Eric Foner Sets Us Straight on Lincoln and Slavery

unionblue

Brev. Brig. Gen'l
Member of the Year
Joined
Feb 20, 2005
Location
Ocala, FL (as of December, 2015).
Union Blue,

I could not agree more concerning Lincoln and his ability to adapt throughout the war. As much as I have pointed out alternatives at the onset of the war, I have always contended, at the end if the war he was the bridge for reunification between the Union and the secessionist states of the attempted Confederacy. Few leaders at that time had the ability and the power for forgiveness. The bridge was largely destroyed after that fatal bullet.

Lost Cause,

We are in complete agreement with your above post.

Sincerely,
Unionblue
 

KansasFreestater

1st Lieutenant
Prior to his Presidency, he believed that the black race was inferior to the white race, and although they deserved the right to be free, he felt they should be second-class citizens, much as women at the time were second-class citizens. His thinking on that evolved during his Presidency, however, as he became acquainted with people like Frederick Douglass and Sojourner Truth, and as he witnessed the valor and heroism of black Union troops, to the point that he believed it proper to give full citizenship to at least some blacks.
I think there was even more to it than that, but I can't quite put my finger on it, much less put it into words. His thinking evolved, all right, but not just because of who he met. Not do discount people like Douglass, but I think the trauma of the war forced everyone -- especially a profound person like Lincoln -- to go deep down inside themselves... and when Lincoln did that, given his Gandhi-like devotion to truth, and given his reverence for the Declaration of Independence, he was bound to discover in his own core the truth that all men really are created equal.
 
Joined
Aug 25, 2013
Location
Hannover, Germany
There were definitely communities of blacks living in Canada, some of whom returned to America after the war.

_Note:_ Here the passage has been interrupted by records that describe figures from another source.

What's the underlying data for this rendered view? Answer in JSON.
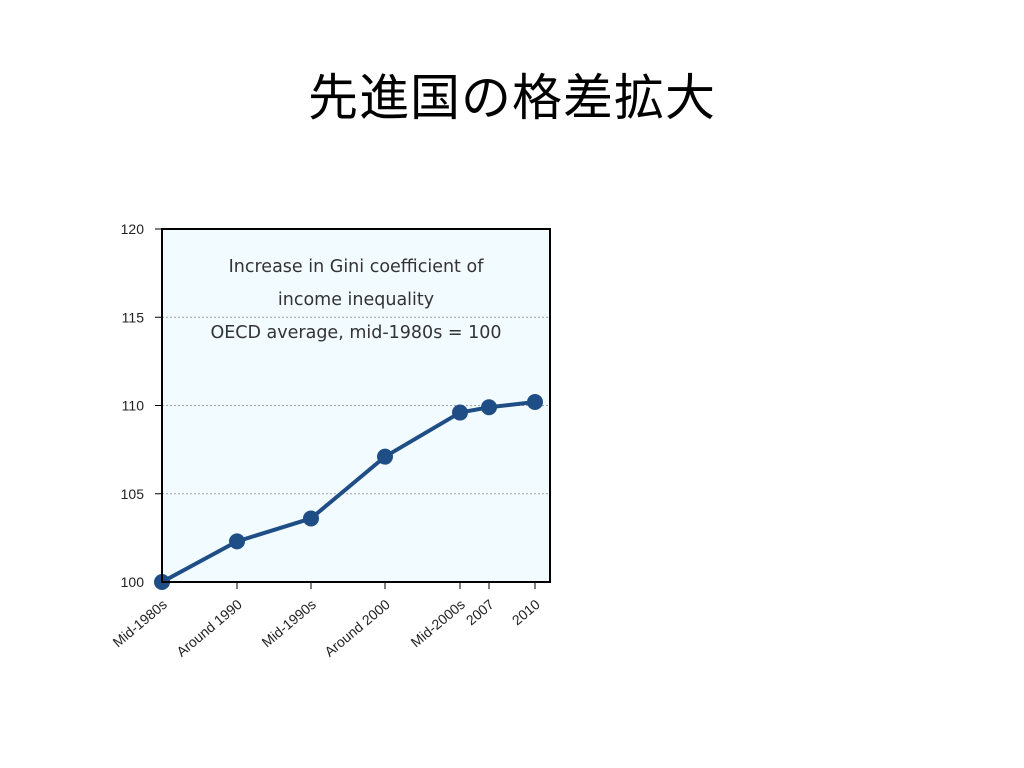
{
  "slide": {
    "title": "先進国の格差拡大"
  },
  "chart_data": {
    "type": "line",
    "title_lines": [
      "Increase in Gini coefficient of",
      "income inequality",
      "OECD average, mid-1980s = 100"
    ],
    "categories": [
      "Mid-1980s",
      "Around 1990",
      "Mid-1990s",
      "Around 2000",
      "Mid-2000s",
      "2007",
      "2010"
    ],
    "values": [
      100,
      102.3,
      103.6,
      107.1,
      109.6,
      109.9,
      110.2
    ],
    "ylim": [
      100,
      120
    ],
    "yticks": [
      "100",
      "105",
      "110",
      "115",
      "120"
    ],
    "grid": true,
    "colors": {
      "line": "#1F4E86",
      "plot_background": "#F2FBFF",
      "gridline": "#A0A0A0",
      "frame": "#000000"
    }
  }
}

If you think about it, colonization at the time, sending American blacks to Africa in particular, made about as much sense as suggesting that I should be shipped "back" to Scotland or Germany because I have ancestors who came from there in the 1860s. Some slaves were descended from ancestors who hadn't been near Africa since the 1600s!
Although this argument is widely used now by people from the former Soviet Union states who want to immigrate to my homecountry. Some great-great-grandfather came from Germany, so they think they have the right to come "home". Which is granted to them. It's all a matter of perspective.